(Part-2) Supreme Court should rule The Jan. 6 riot disqualifies Trump from running again.

Efforts to keep him off the ballot "threaten to disenfranchise tens of millions of Americans and... promise to unleash anarchy and bedlam" if other states follow Colorado's lead, according to Trump's lawyers.

According to Trump's legal team, there are a number of reasons to overturn the 4-3 decision by the Colorado Supreme Court. These include the fact that Trump did not participate in insurgency and the fact that the president is not encompassed by the amendment. Additionally, they argue that states cannot use the clause to remove candidates from the ballot unless Congress passes a law doing just that.

On February 8, the justices will hear arguments. Both the New Hampshire primary and the Iowa caucuses were won by Trump, who is now leading the Republican presidential field. Nikki Haley, a former United Nations ambassador, is the last formidable Republican opponent that Trump still faces.

However, in order for voters to know if Trump is qualified to be president, both camps have emphasized that the court must move swiftly.

Super Tuesday, March 5, is the day when the most delegates are up for grabs, including in Colorado, and the court is handling the case under a constricted schedule that might result in a ruling before then.

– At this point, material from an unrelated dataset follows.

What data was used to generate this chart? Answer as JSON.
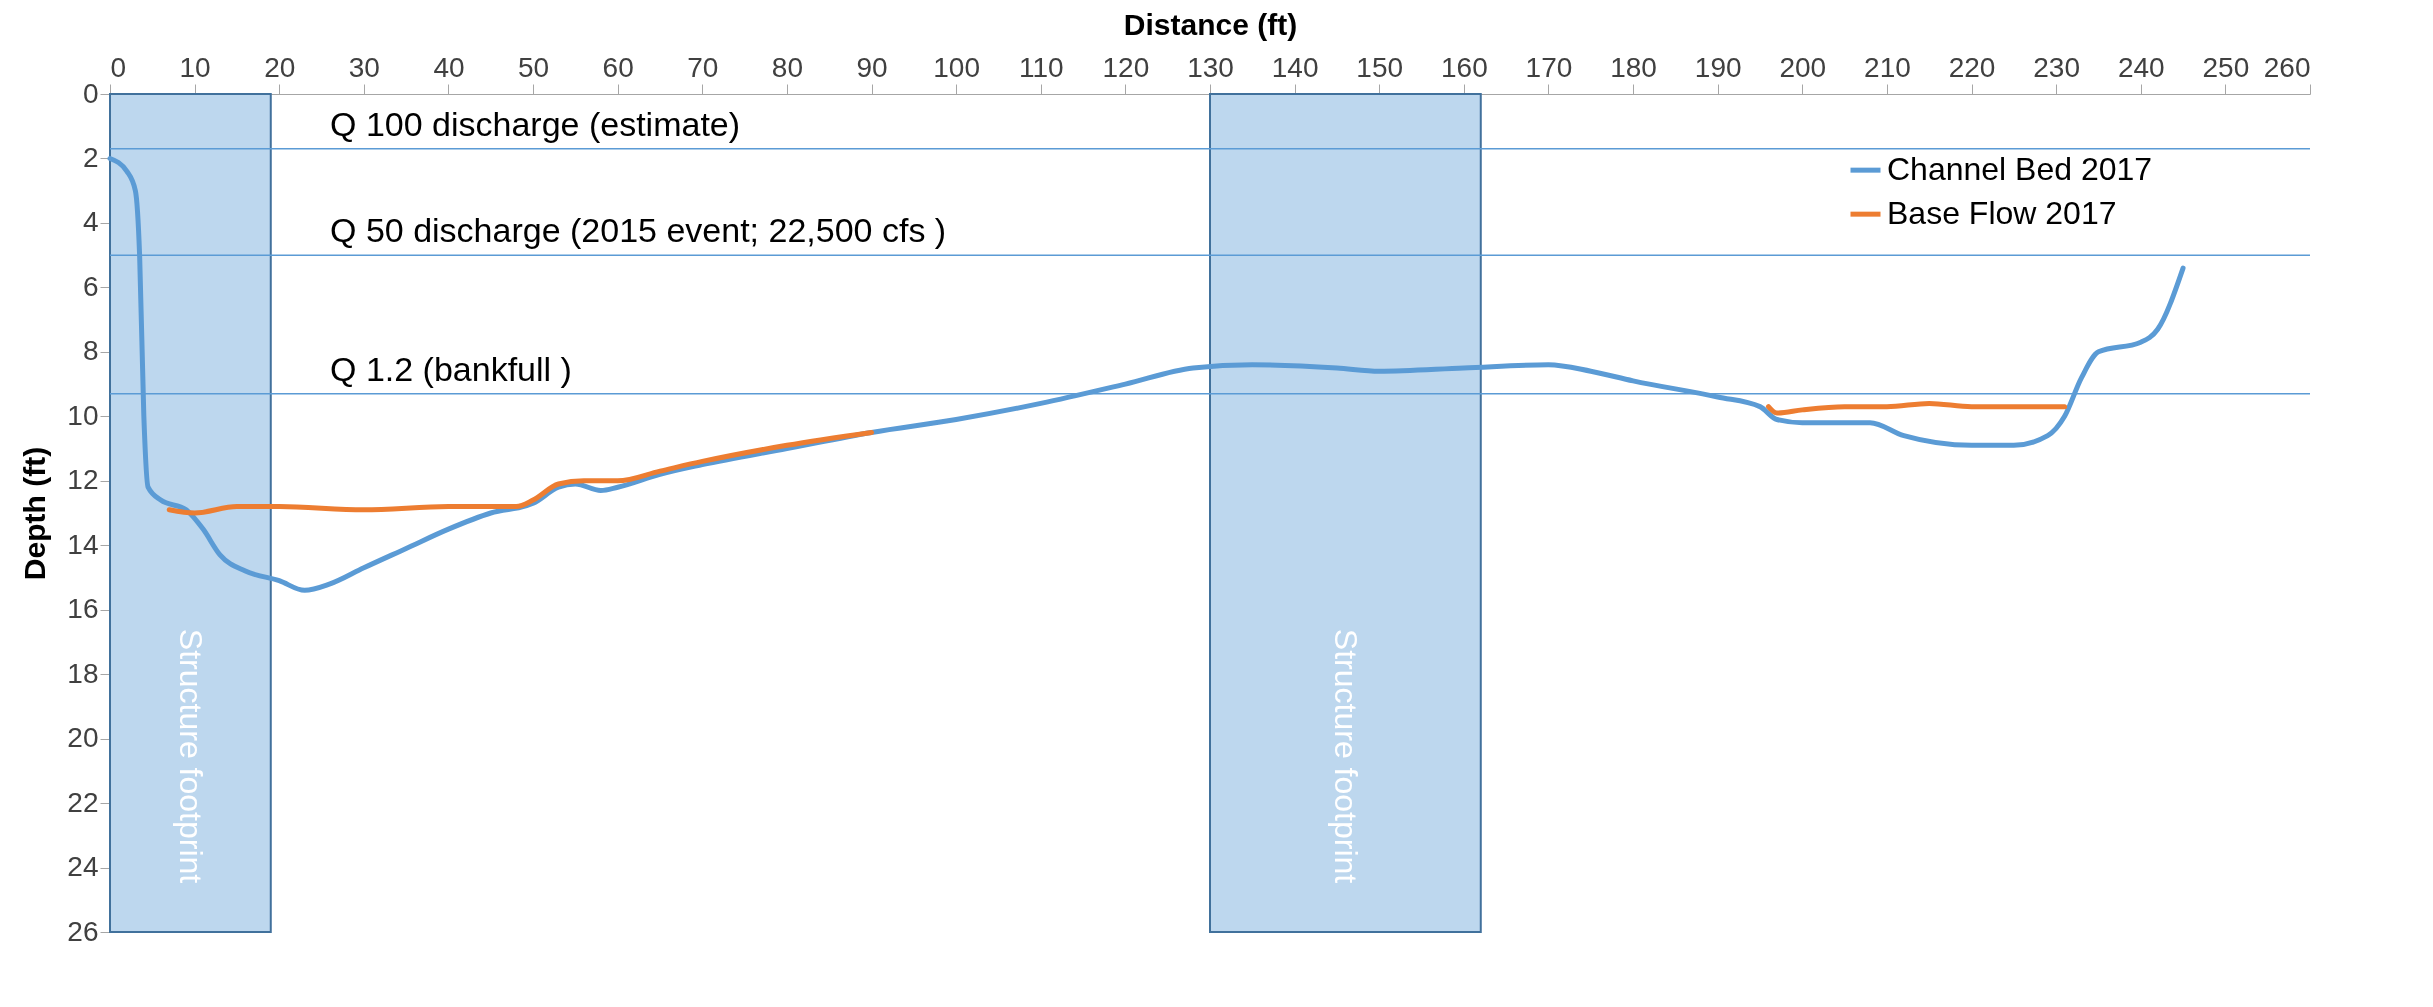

Anyone who took an oath to defend the Constitution but then "engaged in insurrection" against it is ineligible to occupy federal or state office, according to a two-sentence clause in Section 3 of the 14th Amendment. 

Until hundreds of lawsuits were brought this year to prevent Trump from being included in the ballot, the clause had fallen into usage when Congress granted amnesty to the majority of former Confederates, whom it was intended to punish in 1872. In Colorado, just one of them was a success.

In a related matter, Trump is attempting to have a state court uphold a decision made by Shenna Bellows, the Democratic secretary of state of Maine, which states that Trump cannot be included on the ballot in that state due to his involvement in the attack on the Capitol. The decisions of the Colorado Supreme Court and the Maine secretary of state are both pending the outcome of the appeals.